We haven’t had runaway inflation like this in the US since the late 70s/early 80s. At that time it did indeed require interest rates higher than inflation to stop it. It took a fed funds rate of 20% to reverse 14% inflation.
It's not so much the absolute value of interest rates that matters, as much as the increase or decrease relative to earlier prices that matters.

Going from 1% rates to 2% is in many ways a bigger change than say a 15% to 16% increase.

Why Fed is not fighting with inflation? With 1.5% interest rate and 9.3% inflation it is clear Fed wants to keep high inflation, but why?
The Fed want inflation to diminish (in real terms) the mountains of debt the US government and consumers incurred in the past 20 years.
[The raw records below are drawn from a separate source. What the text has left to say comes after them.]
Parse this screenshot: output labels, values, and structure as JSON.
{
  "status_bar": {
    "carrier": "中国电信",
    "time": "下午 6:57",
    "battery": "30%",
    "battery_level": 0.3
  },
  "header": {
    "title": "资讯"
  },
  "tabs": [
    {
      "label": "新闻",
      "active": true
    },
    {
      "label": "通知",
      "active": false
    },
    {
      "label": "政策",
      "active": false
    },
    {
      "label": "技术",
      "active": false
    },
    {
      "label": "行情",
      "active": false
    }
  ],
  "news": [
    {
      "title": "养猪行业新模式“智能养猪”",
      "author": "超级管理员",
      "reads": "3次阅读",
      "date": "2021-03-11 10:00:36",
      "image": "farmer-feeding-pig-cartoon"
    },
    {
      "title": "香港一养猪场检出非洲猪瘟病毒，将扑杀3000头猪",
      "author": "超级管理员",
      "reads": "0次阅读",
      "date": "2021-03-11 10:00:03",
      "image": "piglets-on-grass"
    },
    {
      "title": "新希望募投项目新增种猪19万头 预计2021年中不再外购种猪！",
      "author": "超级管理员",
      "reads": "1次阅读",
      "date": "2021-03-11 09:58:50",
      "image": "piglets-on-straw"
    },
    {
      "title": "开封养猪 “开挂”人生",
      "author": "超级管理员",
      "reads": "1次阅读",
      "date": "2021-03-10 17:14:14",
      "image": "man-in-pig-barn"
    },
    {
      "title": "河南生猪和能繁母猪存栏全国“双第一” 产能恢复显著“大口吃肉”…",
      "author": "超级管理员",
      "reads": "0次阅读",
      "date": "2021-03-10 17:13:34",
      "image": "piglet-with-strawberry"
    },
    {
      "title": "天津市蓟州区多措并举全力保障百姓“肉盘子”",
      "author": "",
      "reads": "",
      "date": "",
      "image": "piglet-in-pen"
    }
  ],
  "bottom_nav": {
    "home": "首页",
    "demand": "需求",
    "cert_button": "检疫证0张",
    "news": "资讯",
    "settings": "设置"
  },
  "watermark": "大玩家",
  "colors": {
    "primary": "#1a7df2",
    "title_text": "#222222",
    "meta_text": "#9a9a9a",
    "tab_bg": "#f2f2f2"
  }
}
At the expense of the poorest people and savers (because wage inflation is much lower than the goods/services inflation, not to mention bank savings interest rates, which are laughable).

Make no mistake, the Fed are not idiots, they have been trying to introduce inflation for a long time, but initially they succeeded in asset inflation only. With the help of Covid and the war, they got their wish.

But wage inflation needs to match the goods/services inflation, because without it, borrowers will be even less able to pay their debts.

In order to really stamp out inflation, the Fed would need to raise the interest rate to 10%, essentially forcing the US to declare bankruptcy.

The Fed is hoping to introduce a mild recession, which, they hope, would reduce all kinds of inflation, without them having to raise the rates above 3.5% or so.

How do interest payments to the poor help them? They spend way more in interest expenses, heck they even pay taxes which pay the interest on government debt. Oh and finally if you buy a product from a company that borrowed money, the marginal profit of a product is necessary to cover the interest expenses of the company meaning you as a consumer pay interest in the form of higher prices on products.

The idea that the rich pay interest to themselves is laughable.

Increasing interest rates makes buildings more expensive and land cheaper. Once you add the interest payments you didn't really gain anything unless you are buying everything with cash aka the rich.